Do you need recipes for any of these? Drop me a line and I'll try to publish as many as I can in the next few days.

Saturday, March 28, 2009

Shad roe, the harbinger of spring

In Charlottesville, Whole Foods does a nice job with its fish counter, and there's always at least two varieties of fish that meet my criteria: beautifully fresh and good value. (The only reason I don't shop there regularly is that I believe in supporting local businesses, and Charlottesville has an excellent fishmonger on West Main.) 

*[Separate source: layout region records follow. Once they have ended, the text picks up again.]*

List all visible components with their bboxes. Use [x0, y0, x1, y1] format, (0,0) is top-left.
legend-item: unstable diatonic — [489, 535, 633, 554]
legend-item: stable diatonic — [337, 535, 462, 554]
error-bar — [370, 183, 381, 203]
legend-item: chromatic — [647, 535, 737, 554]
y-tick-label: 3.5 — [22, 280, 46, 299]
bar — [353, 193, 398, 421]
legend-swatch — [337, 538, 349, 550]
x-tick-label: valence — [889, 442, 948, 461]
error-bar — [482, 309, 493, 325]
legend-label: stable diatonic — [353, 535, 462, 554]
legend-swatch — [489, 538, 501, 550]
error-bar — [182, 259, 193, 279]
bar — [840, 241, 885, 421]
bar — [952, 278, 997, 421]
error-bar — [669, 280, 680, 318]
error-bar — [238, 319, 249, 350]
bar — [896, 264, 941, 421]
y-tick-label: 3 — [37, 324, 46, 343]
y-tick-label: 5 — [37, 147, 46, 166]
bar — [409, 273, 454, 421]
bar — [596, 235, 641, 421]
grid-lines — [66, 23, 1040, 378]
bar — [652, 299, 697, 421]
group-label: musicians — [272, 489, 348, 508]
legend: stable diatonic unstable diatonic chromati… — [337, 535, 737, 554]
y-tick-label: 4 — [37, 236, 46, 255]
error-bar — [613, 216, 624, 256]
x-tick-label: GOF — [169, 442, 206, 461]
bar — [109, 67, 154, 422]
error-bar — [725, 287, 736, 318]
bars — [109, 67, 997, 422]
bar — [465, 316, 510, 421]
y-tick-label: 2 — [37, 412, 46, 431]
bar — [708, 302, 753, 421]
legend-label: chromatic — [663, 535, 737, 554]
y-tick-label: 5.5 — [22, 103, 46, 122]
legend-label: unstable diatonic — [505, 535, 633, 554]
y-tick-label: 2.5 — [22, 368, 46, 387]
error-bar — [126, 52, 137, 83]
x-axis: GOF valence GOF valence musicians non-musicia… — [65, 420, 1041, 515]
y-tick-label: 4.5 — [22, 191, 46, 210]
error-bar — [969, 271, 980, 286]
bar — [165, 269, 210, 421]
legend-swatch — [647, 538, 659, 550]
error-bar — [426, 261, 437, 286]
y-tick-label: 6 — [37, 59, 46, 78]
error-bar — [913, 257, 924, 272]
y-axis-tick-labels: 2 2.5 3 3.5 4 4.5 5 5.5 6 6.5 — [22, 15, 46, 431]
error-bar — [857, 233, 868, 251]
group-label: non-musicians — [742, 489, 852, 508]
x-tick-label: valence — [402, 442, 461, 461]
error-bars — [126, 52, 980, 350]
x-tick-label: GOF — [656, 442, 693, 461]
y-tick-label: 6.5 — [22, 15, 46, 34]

Yesterday was no exception. The little trouts had bright, shiny eyes, the Scottish salmon was rich and firm, but what were those strange things that looked like elongated, rosy sweetbreads doing there? 

Why, that was the legendary shad roe, which is only available fresh in the spring as the fish migrate up river from the Chesapeake Bay to spawn. It comes in two lobes, which is just enough for a meal for two.

Watching your cholesterol? Skip this dish and go back to the fish counter for a more healthful option.

Lori K's Shad Roe Brunch

Ingredients
1 twin-lobe shad roe
6 ounces butter
Salt and pepper to taste
Juice of 1/2 lime
1 tablespoon capers
Arugula
Cooked rice or grits
2 tablespoons bacon crumbles
Fresh crusty bread

Instructions
Poach the roe in gently simmering water for 5 minutes. Be sure the liquid does not boil; the membrane around the roe is sensitive to high heat. Drain and snip between the two lobes to separate. Melt butter in a small skillet and season with salt (if using unsalted butter) and pepper. Add the two pieces of roe. Saute for 3 minutes on each side, or until firm. Remove roe and keep warm. Add the lime juice and capers to the butter in the skillet and cook until well blended. 
To serve, make a bed of arugula around each small plate. Spoon rice or grits into the middle and top with the shad roe. Drizzle the lime-butter-caper sauce over the top and sprinkle the bacon over. Add a couple of slices of bread to the side; they will be useful to sop up the remaining sauce.